Ver pessoas negras valorizando seus corpos, seus cabelos, seu lugar na sociedade, é fundamental e uma conquista poderosa num país tão racista quanto o Brasil. Lembremos que uma pesquisa do Ipec, divulgada semana passada, mostrou que 81% dos brasileiros acham que vivemos em um país racista, mas apenas 11% reconhecem ter práticas racistas e só 11% reconhecem que trabalham em instituições racistas, por exemplo.
A pesquisa não pergunta quantas pessoas evangélicas reconhecem que frequentam igrejas com práticas racistas. Mas, se perguntassem, o número provavelmente seria ainda menor. É realmente muito importante que, em muitas igrejas conservadoras, de classe média ou periféricas, a valorização da negritude esteja acontecendo e sendo fomentada. Mas isso, por si só, não torna essas igrejas e seus frequentadores antirracistas.
Primeiro, porque o antirracismo é sobretudo o reconhecimento político do enfrentamento das estruturas que funcionam a partir do racismo, assim como das diversas dimensões em que ele opera. Defender que pessoas negras podem valorizar sua negritude ao mesmo tempo que consideram apenas “crença teológica” associar religiões de matriz africana a entidades do mal – ou vê-las como inferiores ao cristianismo – interdita o agir antirracista. O racismo produziu a sujeição de todo um continente e tudo associado a ele (como a cultura e a religião) à superioridade do cristianismo de matriz eurocêntrica. Não existe antirracismo co-habitável com essa crença.

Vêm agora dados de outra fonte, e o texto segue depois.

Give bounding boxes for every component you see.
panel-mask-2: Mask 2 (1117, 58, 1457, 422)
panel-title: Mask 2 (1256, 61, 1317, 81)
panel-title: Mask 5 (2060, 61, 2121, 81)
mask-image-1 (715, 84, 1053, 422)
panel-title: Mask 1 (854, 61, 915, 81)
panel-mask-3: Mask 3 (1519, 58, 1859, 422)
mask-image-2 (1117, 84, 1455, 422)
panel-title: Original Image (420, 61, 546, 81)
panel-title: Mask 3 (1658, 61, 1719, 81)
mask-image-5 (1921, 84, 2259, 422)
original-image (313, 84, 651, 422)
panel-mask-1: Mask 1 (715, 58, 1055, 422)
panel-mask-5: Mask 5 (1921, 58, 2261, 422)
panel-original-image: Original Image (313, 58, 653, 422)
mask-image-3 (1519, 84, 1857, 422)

Em segundo lugar, o antirracismo é uma categoria posta de fora para dentro. Isso é: eu considero alguém antirracista a partir das práticas que eu vejo e identifico como antirracistas, e isso não é aleatório. É muito provável que aquele pastor negro pentecostal à frente de sua irgeja na favela, que tem orgulho de ser negro e de ter uma família negra, não fale sobre si mesmo como “antirracista”. E isso realmente não é necessário. Mas, na leitura empreendida pela “guerra cultural” conservadora, o antirracismo é posto como uma forma de fazer disputa de sentidos com o campo progressista. E, principalmente, com o movimento negro – sobretudo, porque esse movimento é diretamente associado às religiões de matriz africana.
Abordagem e sabotagem
Podemos ver e enquadrar esse movimento conservador não como algo inusitado do contexto brasileiro, mas sim como algo que se insere num contexto global, com paralelos muito especiais com os Estados Unidos. É um movimento duplo de abordagem e sabotagem.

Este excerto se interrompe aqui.